To analyze the influence of glacial erosion on the thermochronological age distribution, we chose a study area in the Central Alps of Switzerland, which was strongly affected by Quaternary glaciations. Additionally, this area provides already published AFT ages and combined with our samples, we have a relatively high spatial sample density.

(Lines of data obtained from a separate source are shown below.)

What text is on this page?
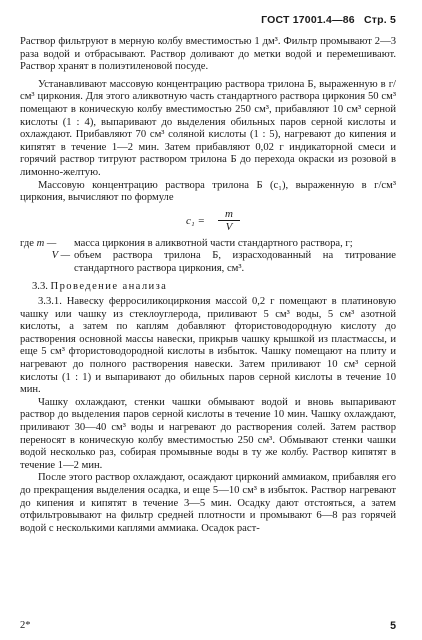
ГОСТ 17001.4—86 Стр. 5

Раствор фильтруют в мерную колбу вместимостью 1 дм³. Фильтр промывают 2—3 раза водой и отбрасывают. Раствор доливают до метки водой и перемешивают. Раствор хранят в полиэтиленовой посуде.

Устанавливают массовую концентрацию раствора трилона Б, выраженную в г/см³ циркония. Для этого аликвотную часть стандартного раствора циркония 50 см³ помещают в коническую колбу вместимостью 250 см³, прибавляют 10 см³ серной кислоты (1 : 4), выпаривают до выделения обильных паров серной кислоты и охлаждают. Прибавляют 70 см³ соляной кислоты (1 : 5), нагревают до кипения и кипятят в течение 1—2 мин. Затем прибавляют 0,02 г индикаторной смеси и горячий раствор титруют раствором трилона Б до перехода окраски из розовой в лимонно-желтую.

Массовую концентрацию раствора трилона Б (c₁), выраженную в г/см³ циркония, вычисляют по формуле

$c_1 = \frac{m}{V}$
где m —	масса циркония в аликвотной части стандартного раствора, г;
V — объем раствора трилона Б, израсходованный на титрование стандартного раствора циркония, см³.
3.3. Проведение анализа

3.3.1. Навеску ферросиликоциркония массой 0,2 г помещают в платиновую чашку или чашку из стеклоуглерода, приливают 5 см³ воды, 5 см³ азотной кислоты, а затем по каплям добавляют фтористоводородную кислоту до растворения основной массы навески, прикрыв чашку крышкой из пластмассы, и еще 5 см³ фтористоводородной кислоты в избыток. Чашку помещают на плиту и нагревают до полного растворения навески. Затем приливают 10 см³ серной кислоты (1 : 1) и выпаривают до обильных паров серной кислоты в течение 10 мин.

Чашку охлаждают, стенки чашки обмывают водой и вновь выпаривают раствор до выделения паров серной кислоты в течение 10 мин. Чашку охлаждают, приливают 30—40 см³ воды и нагревают до растворения солей. Затем раствор переносят в коническую колбу вместимостью 250 см³. Обмывают стенки чашки водой несколько раз, собирая промывные воды в ту же колбу. Раствор кипятят в течение 1—2 мин.

После этого раствор охлаждают, осаждают цирконий аммиаком, прибавляя его до прекращения выделения осадка, и еще 5—10 см³ в избыток. Раствор нагревают до кипения и кипятят в течение 3—5 мин. Осадку дают отстояться, а затем отфильтровывают на фильтр средней плотности и промывают 6—8 раз горячей водой с несколькими каплями аммиака. Осадок раст-

2*	5
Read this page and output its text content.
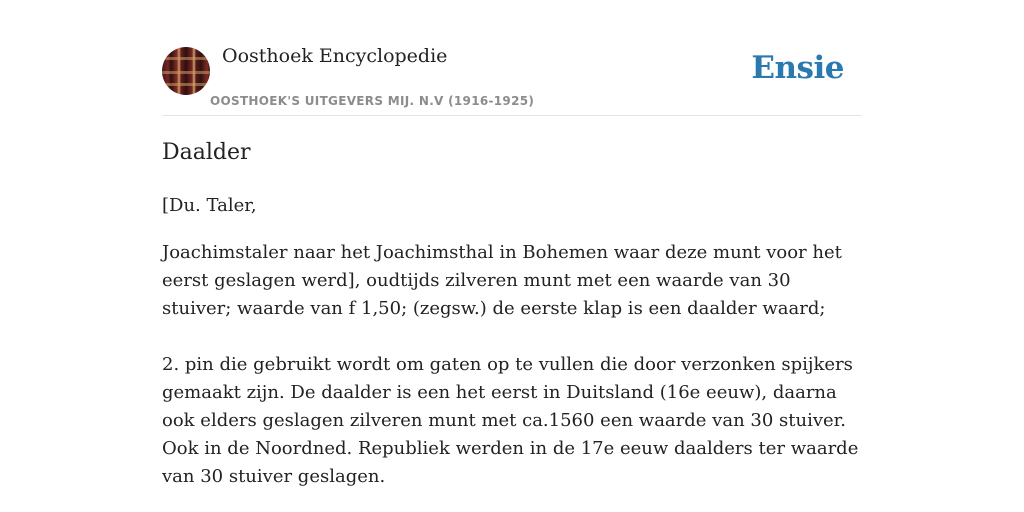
Oosthoek Encyclopedie
OOSTHOEK'S UITGEVERS MIJ. N.V (1916-1925)
Ensie
Daalder

[Du. Taler,

Joachimstaler naar het Joachimsthal in Bohemen waar deze munt voor het eerst geslagen werd], oudtijds zilveren munt met een waarde van 30 stuiver; waarde van f 1,50; (zegsw.) de eerste klap is een daalder waard;

2. pin die gebruikt wordt om gaten op te vullen die door verzonken spijkers gemaakt zijn. De daalder is een het eerst in Duitsland (16e eeuw), daarna ook elders geslagen zilveren munt met ca.1560 een waarde van 30 stuiver. Ook in de Noordned. Republiek werden in de 17e eeuw daalders ter waarde van 30 stuiver geslagen.
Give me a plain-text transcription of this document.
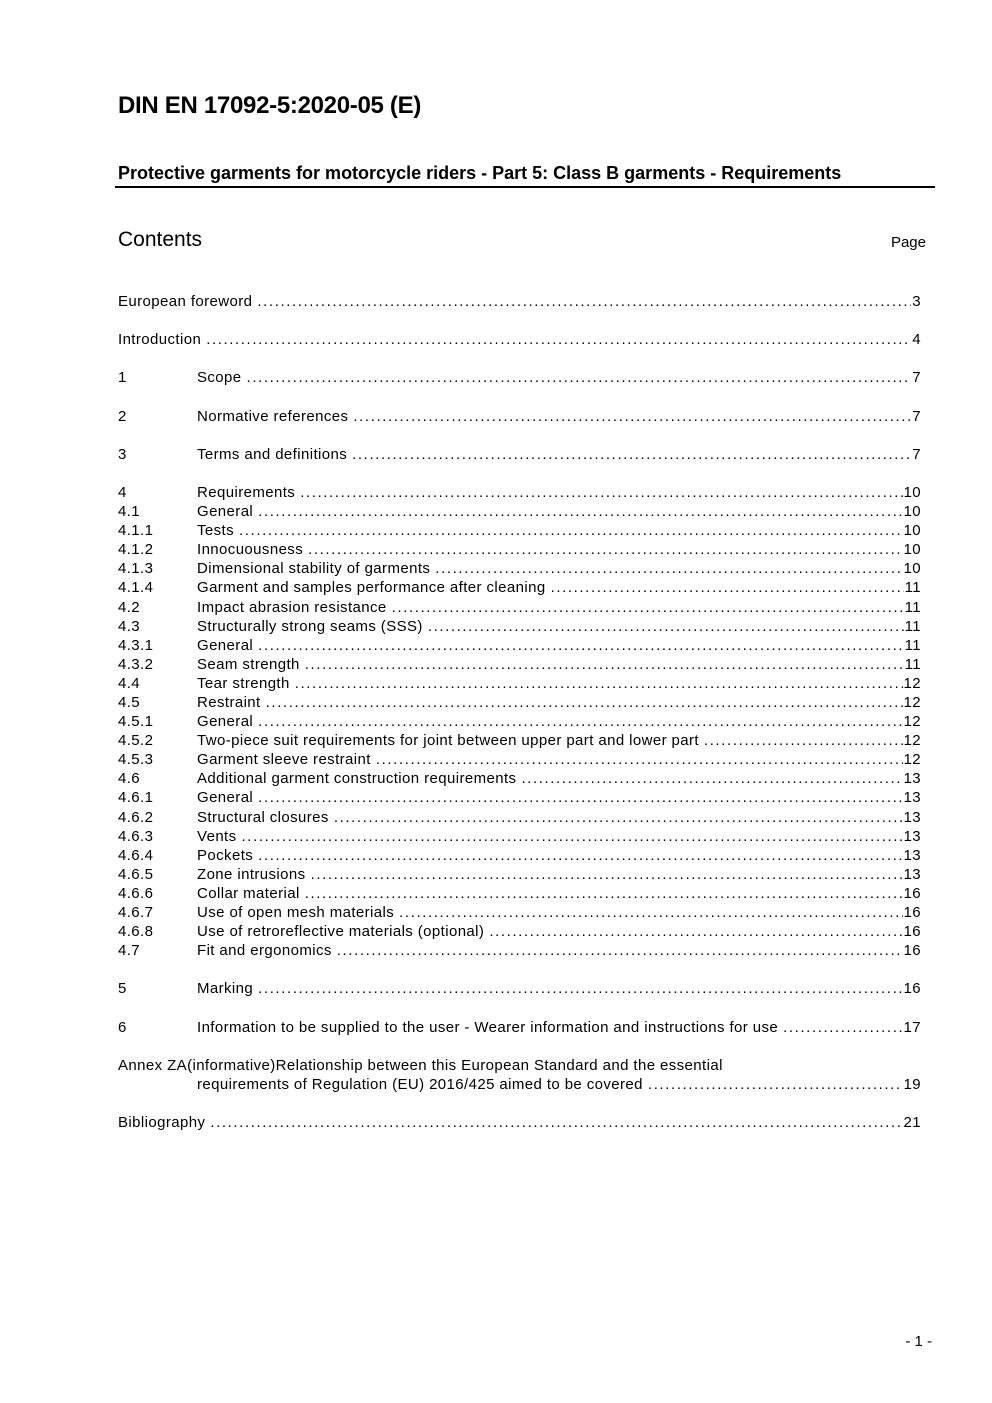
DIN EN 17092-5:2020-05 (E)
Protective garments for motorcycle riders - Part 5: Class B garments - Requirements
Contents	Page
European foreword .....	3
Introduction .....	4
1	Scope .....	7
2	Normative references .....	7
3	Terms and definitions .....	7
4	Requirements .....	10
4.1	General .....	10
4.1.1	Tests .....	10
4.1.2	Innocuousness .....	10
4.1.3	Dimensional stability of garments .....	10
4.1.4	Garment and samples performance after cleaning .....	11
4.2	Impact abrasion resistance .....	11
4.3	Structurally strong seams (SSS) .....	11
4.3.1	General .....	11
4.3.2	Seam strength .....	11
4.4	Tear strength .....	12
4.5	Restraint .....	12
4.5.1	General .....	12
4.5.2	Two-piece suit requirements for joint between upper part and lower part .....	12
4.5.3	Garment sleeve restraint .....	12
4.6	Additional garment construction requirements .....	13
4.6.1	General .....	13
4.6.2	Structural closures .....	13
4.6.3	Vents .....	13
4.6.4	Pockets .....	13
4.6.5	Zone intrusions .....	13
4.6.6	Collar material .....	16
4.6.7	Use of open mesh materials .....	16
4.6.8	Use of retroreflective materials (optional) .....	16
4.7	Fit and ergonomics .....	16
5	Marking .....	16
6	Information to be supplied to the user - Wearer information and instructions for use .....	17
Annex ZA(informative)Relationship between this European Standard and the essential
requirements of Regulation (EU) 2016/425 aimed to be covered .....	19
Bibliography .....	21
- 1 -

The major uplift phase of the Alpine orogeny occurred in Miocene, whereas nowadays active tectonics in the Central Alps of Switzerland is below the limit of detection. However, our results reveal a non-uniform AFT age-elevation trend and as these can not be easily linked to active tectonics, instead glacial erosion may be the driving mechanism. The AFT ages of bedrocks vary between ~4 Ma and ~12 Ma, resulting in an average exhumation rate of ~0.5 km/Ma for the last ~8 Ma. The age-elevation relation follows a distinct local trend along major valleys, whereby the youngest ages are not found at the lowest point. We suggest that the AFT age distribution is a result of spatially non-uniform (glacial) erosion. A simple 3D thermal-kinematic modelling with Pecube confirms the assumption, as spatially uniform exhumation can not explain this age-elevation trend. We propose that focused valley incisions occurred during Quaternary glaciations, which led to distinct thermochronological age distributions along major valleys.